Export JAVA_HOME=/home/hadoop/java

Export HADOOP_PREFIX=/home/hadoop/hadoop

# cd / home/hadoop/hadoop

# mkdir input

# cp etc/hadoop/*.xml input

# bin/hadoop jar share/hadoop/mapreduce/hadoop-mapreduce-examples-2.6.4.jar grep input output 'dfs [a Merz.] +'

# cat output/*

Grep compiles with warning, and problems may occur when the cluster is large. Hadoop-native needs to be added.

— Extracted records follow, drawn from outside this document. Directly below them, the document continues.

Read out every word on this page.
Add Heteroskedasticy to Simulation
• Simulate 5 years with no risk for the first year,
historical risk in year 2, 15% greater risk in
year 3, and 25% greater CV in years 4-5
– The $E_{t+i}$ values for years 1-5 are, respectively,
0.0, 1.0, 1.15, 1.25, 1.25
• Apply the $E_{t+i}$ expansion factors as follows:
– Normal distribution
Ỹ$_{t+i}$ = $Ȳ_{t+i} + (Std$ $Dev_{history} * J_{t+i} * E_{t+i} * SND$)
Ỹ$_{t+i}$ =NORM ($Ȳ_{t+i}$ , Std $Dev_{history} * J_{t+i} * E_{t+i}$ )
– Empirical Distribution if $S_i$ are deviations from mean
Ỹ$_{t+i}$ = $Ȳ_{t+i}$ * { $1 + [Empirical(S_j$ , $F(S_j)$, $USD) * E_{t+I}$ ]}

# tar-xf hadoop-native-64.2.6.0.tar-C hadoop/lib/native/

# bin/hadoop jar share/hadoop/mapreduce/hadoop-mapreduce-examples-2.6.4.jar grep input output 'dfs [a Merz.] +'

There is no warning after compilation.

# cd etc/hadoop

# vim slaves

172.25.0.8

172.25.0.9

# vim etc/hadoop/core-site.xml

Fs.defaultFS

Hdfs://172.25.0.7:9000

# vim hdfs-site.xml

Dfs.replication

two

# bin/hdfs namenode-format

# sbin/start-dfs.sh

# jps

# ps-ax can see namenode and secondarynamenode processes

# bin/hdfs dfs-mkdir / user/hadoop

# bin/hdfs dfs-put input/ test

Input can be seen on web for upload.

MapReduce's JobTracker/TaskTracker mechanism requires large-scale adjustments to fix its shortcomings in scalability, memory consumption, threading model, reliability and performance.

In order to fundamentally solve the performance bottleneck of the old MapReduce framework and promote the longer-term development of the Hadoop framework, since version 0.23.0, the MapReduce framework of Hadoop has been completely reconstructed and fundamental changes have taken place. The new Hadoop MapReduce framework is named MapReduceV2 or Yarn

# vim etc/hadoop/yarn-site.xml

< property>

Yarn.resourcemanager.hostname

Server7.example.com

# sbin/start-yarn.sh

# jps

Server8 can see that the process has been started

Welcome to subscribe "Shulou Technology Information " to get latest news, interesting things and hot topics in the IT industry, and controls the hottest and latest Internet news, technology news and IT industry trends.

*The comments in the above article only represent the author's personal views and do not represent the views and positions of this website. If you have more insights, please feel free to contribute and share.